Dive Brief:
- Southern Co. yesterday reported second quarter earnings of $629 million, or 69 cents per share, up from $611 million in the same period last year.
- The company got a boost from retail revenue effects at regulated utilities, warmer weather and stronger than expected performance of its Southern Power subsidiary.
- Maintenance expenses and non-fuel operations held the company's earnings back, however; results for the first half also included millions of dollars in increased expenses at the company's Kemper County integrated gasification combined cycle project.
Dive Insight:
Southern Co.'s retail KWh sales rose about 2.2% in the second quarter, but overall sales so far this year are still lagging last year's numbers slightly.
Southern reported total wholesale sales of 7,806 million KWh in the second quarter, a small 1.3% bump over the same quarter a year ago.

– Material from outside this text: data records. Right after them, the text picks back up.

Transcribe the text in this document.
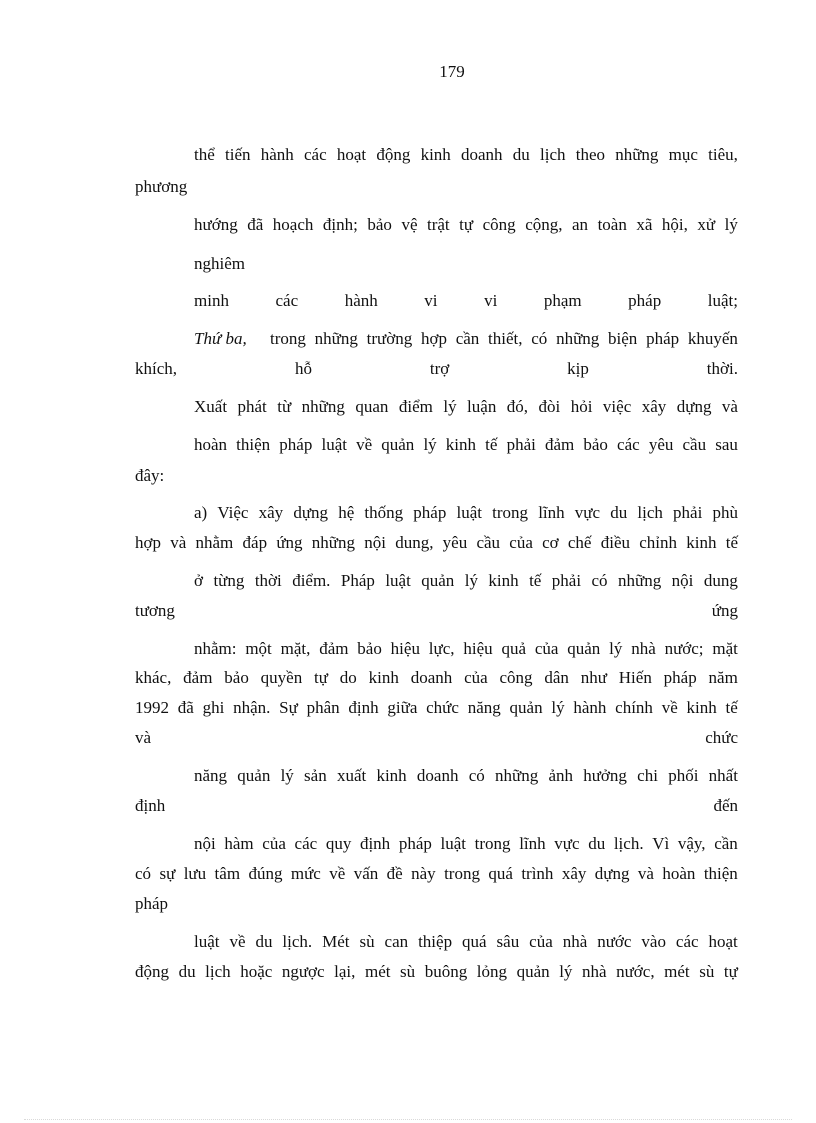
179
thể tiến hành các hoạt động kinh doanh du lịch theo những mục tiêu,
phương
hướng đã hoạch định; bảo vệ trật tự công cộng, an toàn xã hội, xử lý
nghiêm
minh	các	hành	vi	vi	phạm	pháp	luật;
Thứ ba, trong những trường hợp cần thiết, có những biện pháp khuyến
khích,	hỗ	trợ	kịp	thời.
Xuất phát từ những quan điểm lý luận đó, đòi hỏi việc xây dựng và
hoàn thiện pháp luật về quản lý kinh tế phải đảm bảo các yêu cầu sau
đây:
a) Việc xây dựng hệ thống pháp luật trong lĩnh vực du lịch phải phù
hợp và nhằm đáp ứng những nội dung, yêu cầu của cơ chế điều chỉnh kinh tế
ở từng thời điểm. Pháp luật quản lý kinh tế phải có những nội dung
tương	ứng
nhằm: một mặt, đảm bảo hiệu lực, hiệu quả của quản lý nhà nước; mặt
khác, đảm bảo quyền tự do kinh doanh của công dân như Hiến pháp năm
1992 đã ghi nhận. Sự phân định giữa chức năng quản lý hành chính về kinh tế
và	chức
năng quản lý sản xuất kinh doanh có những ảnh hưởng chi phối nhất
định	đến
nội hàm của các quy định pháp luật trong lĩnh vực du lịch. Vì vậy, cần
có sự lưu tâm đúng mức về vấn đề này trong quá trình xây dựng và hoàn thiện
pháp
luật về du lịch. Mét sù can thiệp quá sâu của nhà nước vào các hoạt
động du lịch hoặc ngược lại, mét sù buông lỏng quản lý nhà nước, mét sù tự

But comparing the first half of 2015 to last year tells a different story — wholesale sales are down around 6%, thus far totaling less than 15,000 million KWh.
Southern's total sales this year are about 0.6% lower than the first half of 2014.
"We are encouraged by positive customer growth during the second quarter of 2015, particularly in the residential sector," Southern Company Chairman, President and CEO Thomas Fanning said in a statement. "Also, for the first time since 2004, we have experienced two consecutive quarters of weather-normalized growth in all three customer classes – residential, commercial and industrial – as our region continues to grow faster than the U.S. as a whole."
Second-quarter 2015 operating revenues were $4.34 billion, compared with $4.47 billion, or about a 2.9% decline from last year. For the six months ended June 30, operating revenues were $8.52 billion, a decrease of 6.5%.